Rightwing "Investigative" Journalism is a failure

National Public Radio has recently fired its President as a direct result of the fraudulently edited so-called expose by the conservative provocateur James O'Keefe. O'Keefe is attempting to duplicate his earlierdestruction of the community organization ACORN with a video edited to the point of outright lies. But this is not just an individual with a desire to get personal publicity. This is a well-funded propaganda operation by the extreme right-wing, following in the Republican tradition of Lee Atwater and Karl Rove. Steve Benen writes about the right-wing attempts at investigative journalism.
Looking back over the last several decades, most of the time, quality investigative journalism has come from mainstream news organizations and left-leaning outlets like The Nation and Mother Jones. The right, historically, has avoided this kind of work, preferring to create outlets like Fox News, National Review, and the Weekly Standard.
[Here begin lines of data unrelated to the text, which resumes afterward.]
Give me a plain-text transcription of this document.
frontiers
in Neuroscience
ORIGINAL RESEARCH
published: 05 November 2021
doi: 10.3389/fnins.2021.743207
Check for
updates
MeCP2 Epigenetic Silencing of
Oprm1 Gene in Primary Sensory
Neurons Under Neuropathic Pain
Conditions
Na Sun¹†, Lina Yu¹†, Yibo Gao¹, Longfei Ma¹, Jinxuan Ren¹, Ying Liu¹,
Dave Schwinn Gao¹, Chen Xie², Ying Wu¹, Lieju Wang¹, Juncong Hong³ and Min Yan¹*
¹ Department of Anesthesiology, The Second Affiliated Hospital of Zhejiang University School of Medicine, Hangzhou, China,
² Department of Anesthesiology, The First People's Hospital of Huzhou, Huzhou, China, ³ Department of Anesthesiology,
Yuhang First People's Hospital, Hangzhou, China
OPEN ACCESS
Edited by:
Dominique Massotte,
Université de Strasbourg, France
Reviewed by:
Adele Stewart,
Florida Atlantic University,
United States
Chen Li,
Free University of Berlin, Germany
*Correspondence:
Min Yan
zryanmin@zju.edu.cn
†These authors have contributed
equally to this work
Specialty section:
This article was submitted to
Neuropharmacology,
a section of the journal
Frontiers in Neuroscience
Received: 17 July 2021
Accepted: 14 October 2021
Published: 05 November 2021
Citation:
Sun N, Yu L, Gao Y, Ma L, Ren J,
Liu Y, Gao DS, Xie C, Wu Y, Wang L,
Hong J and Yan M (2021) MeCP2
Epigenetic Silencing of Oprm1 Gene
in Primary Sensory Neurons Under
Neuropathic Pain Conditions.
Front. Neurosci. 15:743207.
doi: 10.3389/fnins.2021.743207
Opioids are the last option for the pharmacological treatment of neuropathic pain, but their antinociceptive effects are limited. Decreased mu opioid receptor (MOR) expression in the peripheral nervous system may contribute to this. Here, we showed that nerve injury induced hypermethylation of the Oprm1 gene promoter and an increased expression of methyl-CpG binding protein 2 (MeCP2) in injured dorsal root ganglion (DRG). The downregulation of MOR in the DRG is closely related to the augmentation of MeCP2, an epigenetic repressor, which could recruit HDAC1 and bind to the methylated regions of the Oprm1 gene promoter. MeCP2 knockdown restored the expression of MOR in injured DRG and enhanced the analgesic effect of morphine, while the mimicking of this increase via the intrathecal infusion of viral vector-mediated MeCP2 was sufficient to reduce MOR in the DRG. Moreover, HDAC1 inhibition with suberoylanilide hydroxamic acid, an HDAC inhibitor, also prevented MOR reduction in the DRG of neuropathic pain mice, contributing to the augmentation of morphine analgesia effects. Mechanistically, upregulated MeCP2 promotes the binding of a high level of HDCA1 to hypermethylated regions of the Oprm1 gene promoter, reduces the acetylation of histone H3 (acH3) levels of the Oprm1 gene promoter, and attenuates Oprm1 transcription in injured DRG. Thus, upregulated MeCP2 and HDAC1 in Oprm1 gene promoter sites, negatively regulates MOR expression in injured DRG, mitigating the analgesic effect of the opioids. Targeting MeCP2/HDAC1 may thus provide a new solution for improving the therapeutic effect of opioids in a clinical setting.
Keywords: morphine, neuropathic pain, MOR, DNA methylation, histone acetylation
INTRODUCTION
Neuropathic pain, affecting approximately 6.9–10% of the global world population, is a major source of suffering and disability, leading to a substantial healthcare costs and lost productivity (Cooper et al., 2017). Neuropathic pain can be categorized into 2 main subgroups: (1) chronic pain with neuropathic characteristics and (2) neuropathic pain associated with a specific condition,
Whether you find those conservative outlets valuable or not, it's fair to say investigative journalism isn't part of their m.o. The Republican-friendly outlets just don't do in-depth, shoe-leather journalism to break major news stories.

Over the last couple of years, conservatives have begun taking steps to change this, bolstered by far-right financial backing. What's wrong with this? In theory, nothing. Investigative journalism can play a valuable role in holding officials accountable and ensuring transparency. If folks on the right want to do some digging and turn up malfeasance, more power to them.

The problem isn't that conservatives are doing investigative journalism. The problem is that conservatives haven't figured out how to do investigative journalism especially well.

Laura McGann had a great piece on this in the Monthly last year, noting that "conservative investigative journalism tends to produce reports that are wrong," a problem compounded by the fact that while their efforts are ostensibly about improving transparency, the far-right activism is nearly always shrouded in secrecy.

This is bound to continue, but there's no reason for the mainstream to take it seriously.

So to call what the right-wing does investigative journalism is to mistake form for actual fact. Simply to go underground and take videos is not investigative journalism. That is especially true when the raw material is edited into an outright lie.

What is most telling about the O'Keefe efforts is that they expose the fact that conservativism is based on a series of lies. It cannot stand in the face of honest inquiry and real questions, so it resorts to make up propaganda spread by its own limited lying propagand outlets such as FOX News, the American Standard, the Washington Times, and others.

So why do the mainstream news outlets buy O'Keefe's crap? Anything sourced to O'Keefe is clearly a lie. Treating it as legitimate news is to simply debase the news profession as a whole.